Problem: We need systematic treatment of sequences and flexary arguments, in particular with respect to ellipses.

e.g. a_1 + ... + a_n, or a_0 + a_2 + a_4 + ... + a_n.

Needs to be compatible with earlier declarations, e.g. Let $(a_i)_{i\in I}$ a sequence in $A$ such that....

Sequence declarations?

Problem gets even trickier if you think of e.g. matrices like

\begin{pmatrix}
   a_{11} & \cdots & a_{1n} \\
   \vdots & \ddots & \vdots \\
   a_{n1} & \cdots & a_{nn}
\end{pmatrix}

...how do we treat this systematically?

Variables (scopes, quantification,...)

Possible approach 1: Variable declarations

\vardecl[name=N,type={\NaturalNumbers}]{varN}{N} (syntax analogous to \symdef, see #3) introduces a macro \varN for the variable N, and behaves exactly like a semantic macro,
i.e. in mathmode, $\varN$ simply yields "N" (its notation), in textmode it takes 0 {}-arguments and one optional []-argument:

=> \implication*[2]{\even{\varN[A \NaturalNumbers[natural number] $\varN$]}[ is even]}[, if]{\even{\natpow{\varN[its]}*{2}[ square]}[ is even]}

Possible approach 2: Scope environments
Can optionally declare variables, e.g. \varscope([name=name, type=t, notation=not, (universal|existential)])*{...} - with everything optional. If an occuring variable is not "declared in a \varscope, its scope is the most inner \varscope in which it occurs. A variable occurence is whatever LaTeXML's math parser considers a variable, or a \var{name} (for not explicitly declared variables in text, e.g. "its" in the example), or \name if a variable with name name is declared in the current \varscope, e.g.:

\varscope{\implication*[2]{\even{\var{N][A \NaturalNumbers[natural number] $N$]}[ is even]}[, if]{\even{\natpow{\var{N}[its]}*{2}[ square]}[ is even]}}

\varscope[name=varN, type=\NaturalNumbers, not=N]{\implication*[2]{\even{\varN[A \NaturalNumbers[natural number] $N$]}[ is even]}[, if]{\even{\natpow{\varN[its]}*{2}[ square]}[ is even]}}

Advantage: compatible with fewer explicit annotations, scope still has to be provided, though

Disadvantage: might require an additional \apply-operator for applications of (function) variables, but we probably can't avoid that anyway.

Deprecating signature modules

Instead of having a signature module foo and multiple natural language modules foo.en, foo.de as in SMGLoM, the library should not have to rely on "purely formal" modules. Instead, the formal content of all NL moduls should either coincide (entails duplication, but if definitions are extracted from annotated natural language, it will do that to some extent anyway), or ideally, \symdecls should only occur in some default language (probably english, given the expected coverage), and that module is included/extended by other NL modules.

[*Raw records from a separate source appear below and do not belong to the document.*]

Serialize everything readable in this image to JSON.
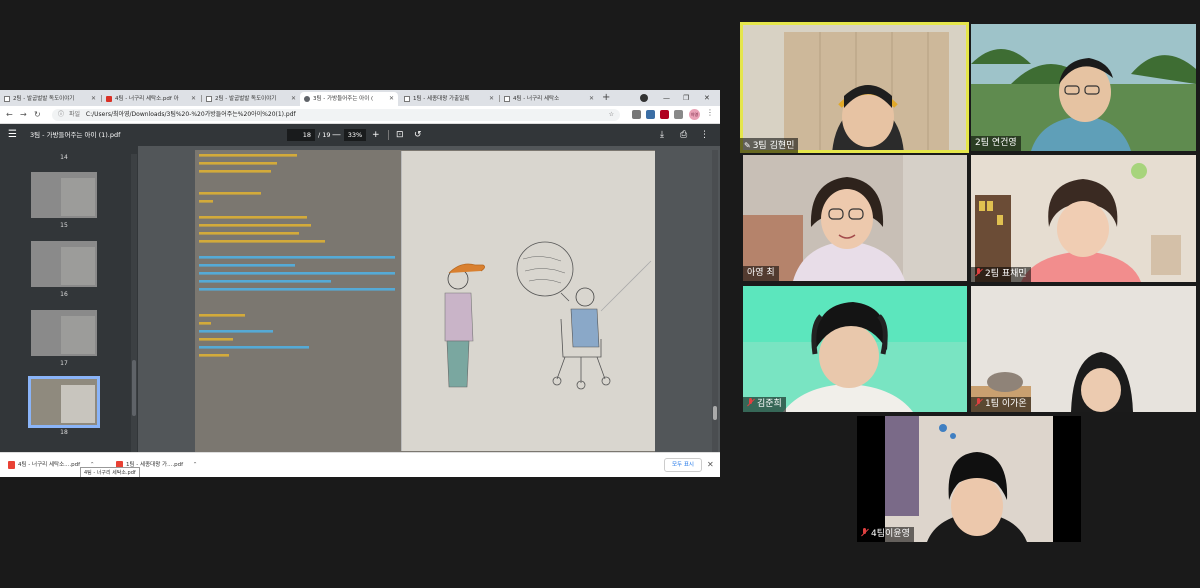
{
  "browser": {
    "tabs": [
      {
        "label": "2팀 - 발굽벌발 독도이야기",
        "icon": "doc-icon"
      },
      {
        "label": "4팀 - 너구리 세탁소.pdf 아",
        "icon": "gmail-icon"
      },
      {
        "label": "2팀 - 발굽벌발 독도이야기",
        "icon": "doc-icon"
      },
      {
        "label": "3팀 - 가방들어주는 아이 (",
        "icon": "globe-icon",
        "active": true
      },
      {
        "label": "1팀 - 세종대왕 가출일록",
        "icon": "doc-icon"
      },
      {
        "label": "4팀 - 너구리 세탁소",
        "icon": "doc-icon"
      }
    ],
    "address": {
      "label": "파일",
      "url": "C:/Users/최아영/Downloads/3팀%20-%20가방들어주는%20아이%20(1).pdf"
    },
    "profile_label": "아영"
  },
  "pdf": {
    "title": "3팀 - 가방들어주는 아이 (1).pdf",
    "current_page": "18",
    "total_pages": "/ 19",
    "zoom": "33%",
    "thumbnails": [
      {
        "num": "14"
      },
      {
        "num": "15"
      },
      {
        "num": "16"
      },
      {
        "num": "17"
      },
      {
        "num": "18",
        "selected": true
      }
    ]
  },
  "downloads": {
    "items": [
      {
        "label": "4팀 - 너구리 세탁소....pdf"
      },
      {
        "label": "1팀 - 세종대왕 가....pdf"
      }
    ],
    "tooltip": "4팀 - 너구리 세탁소.pdf",
    "show_all": "모두 표시"
  },
  "participants": [
    {
      "name": "3팀 김현민",
      "pinned": true,
      "speaking": true
    },
    {
      "name": "2팀 연건영"
    },
    {
      "name": "아영 최"
    },
    {
      "name": "2팀 표채민",
      "muted": true
    },
    {
      "name": "김준희",
      "muted": true
    },
    {
      "name": "1팀 이가온",
      "muted": true
    },
    {
      "name": "4팀이윤영",
      "muted": true
    }
  ]
}
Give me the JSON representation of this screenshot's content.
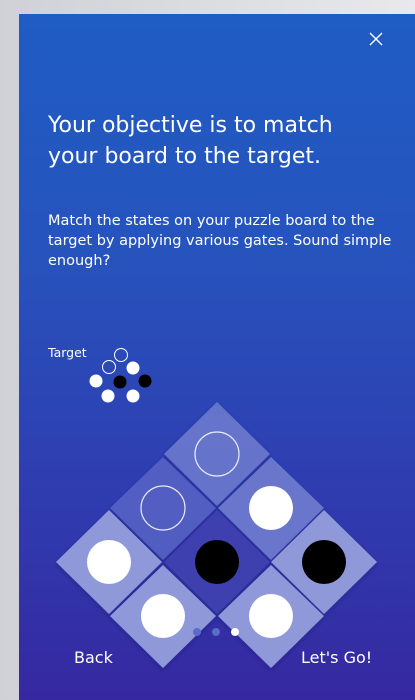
{
  "colors": {
    "background_top": "#1f5cc4",
    "background_bottom": "#3628a0",
    "tile_light": "#8d97d6",
    "tile_dark": "#4550b5",
    "tile_darker": "#3c3fb0",
    "active_dot": "#ffffff",
    "inactive_dot": "#5a6cc8"
  },
  "header": {
    "close_icon": "close-icon"
  },
  "content": {
    "title": "Your objective is to match your board to the target.",
    "description": "Match the states on your puzzle board to the target by applying various gates. Sound simple enough?"
  },
  "target": {
    "label": "Target"
  },
  "pagination": {
    "total": 3,
    "active_index": 2
  },
  "footer": {
    "back_label": "Back",
    "next_label": "Let's Go!"
  }
}
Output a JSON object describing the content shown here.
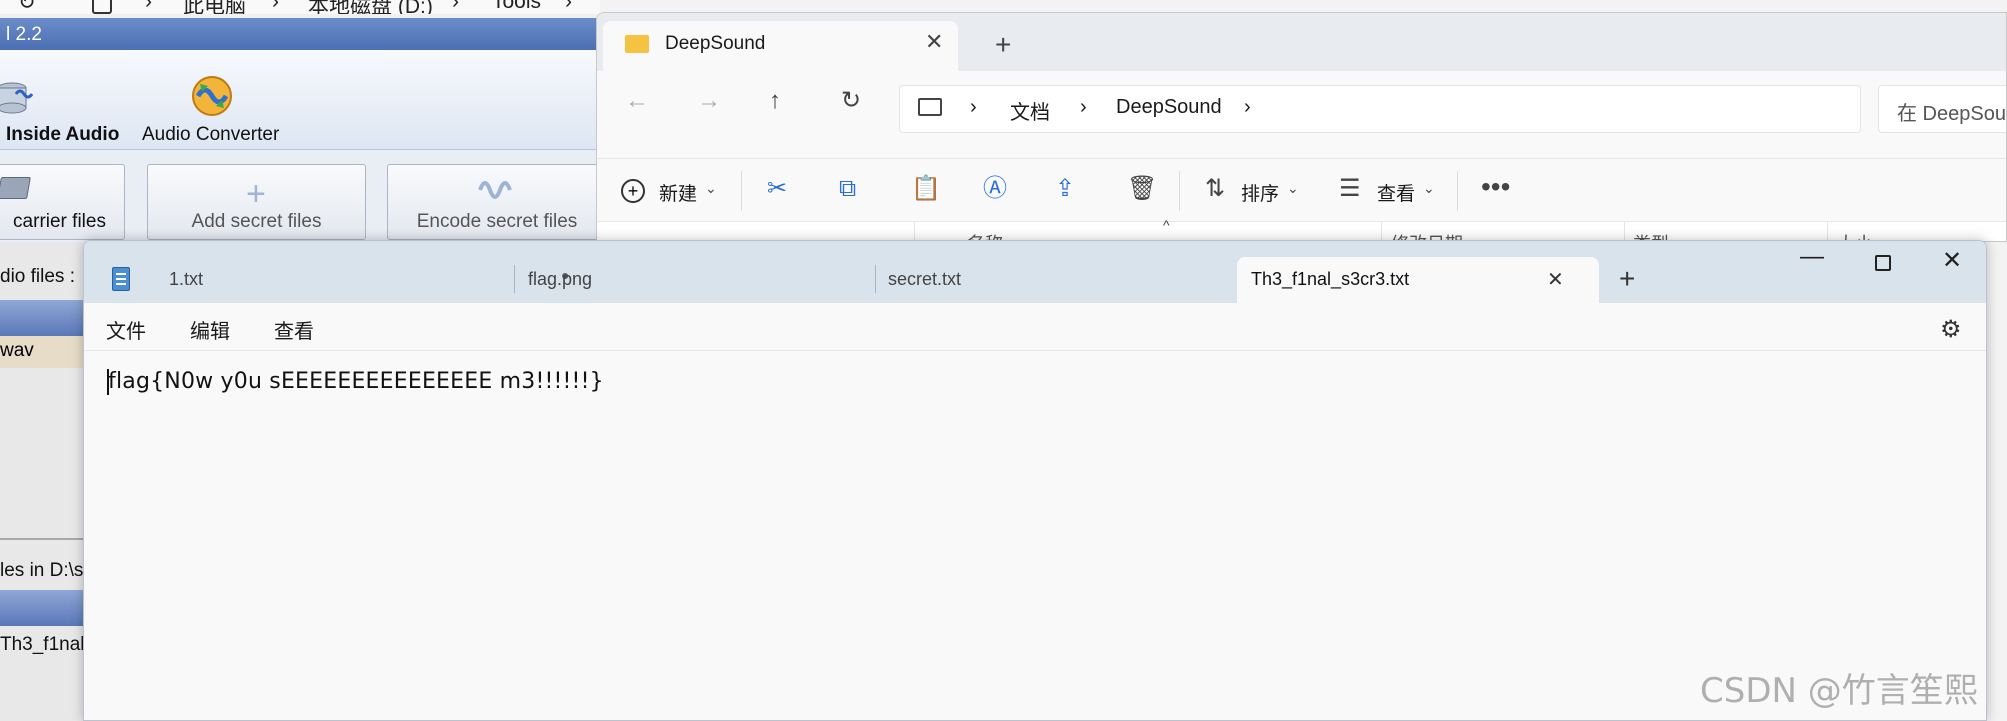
{
  "back_explorer": {
    "breadcrumb": [
      "此电脑",
      "本地磁盘 (D:)",
      "Tools"
    ],
    "separator": ">"
  },
  "deepsound": {
    "title": "l 2.2",
    "ribbon": {
      "inside_audio": "Inside Audio",
      "audio_converter": "Audio Converter"
    },
    "toolbar": {
      "carrier_files": "carrier files",
      "add_secret_files": "Add secret files",
      "encode_secret_files": "Encode secret files"
    },
    "audio_files_label": "dio files :",
    "audio_file_item": "wav",
    "secret_files_label": "les in D:\\s",
    "secret_file_item": "Th3_f1nal_"
  },
  "explorer": {
    "tab_title": "DeepSound",
    "breadcrumb": [
      "文档",
      "DeepSound"
    ],
    "search_placeholder": "在 DeepSou",
    "commands": {
      "new": "新建",
      "sort": "排序",
      "view": "查看"
    },
    "columns": [
      "名称",
      "修改日期",
      "类型",
      "大小"
    ]
  },
  "notepad": {
    "tabs": [
      {
        "name": "1.txt",
        "unsaved": true
      },
      {
        "name": "flag.png",
        "unsaved": false
      },
      {
        "name": "secret.txt",
        "unsaved": false
      },
      {
        "name": "Th3_f1nal_s3cr3.txt",
        "unsaved": false,
        "active": true
      }
    ],
    "unsaved_dot": "●",
    "menu": [
      "文件",
      "编辑",
      "查看"
    ],
    "content": "flag{N0w y0u sEEEEEEEEEEEEEEE m3!!!!!!}"
  },
  "watermark": "CSDN @竹言笙熙"
}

TeX will have to be smarter about NL modules - e.g. pick the "default" language (according to babel package?) automatically, resolve e.g. ?foo to ?foo.<lang> automatically

Translation / Alignments

We might want a syntax for alignments in LaTeX
We might want users to be able to add new alignmentes on MathHub
=> We probably need a better syntax and interfaces for users to specify/provide alignments including their arguments
MMT needs a better way to store/retrive/know about alignments => ULO, relational? (Work in progress, once relational is reimplemented as ULO/rdf)? Where/how should they be stored in the future to be persistent (if provided by a standalone user interface?)

(commutative) diagrams

...need annotations for tikz/tikzcd/xy? All of them? Some of them?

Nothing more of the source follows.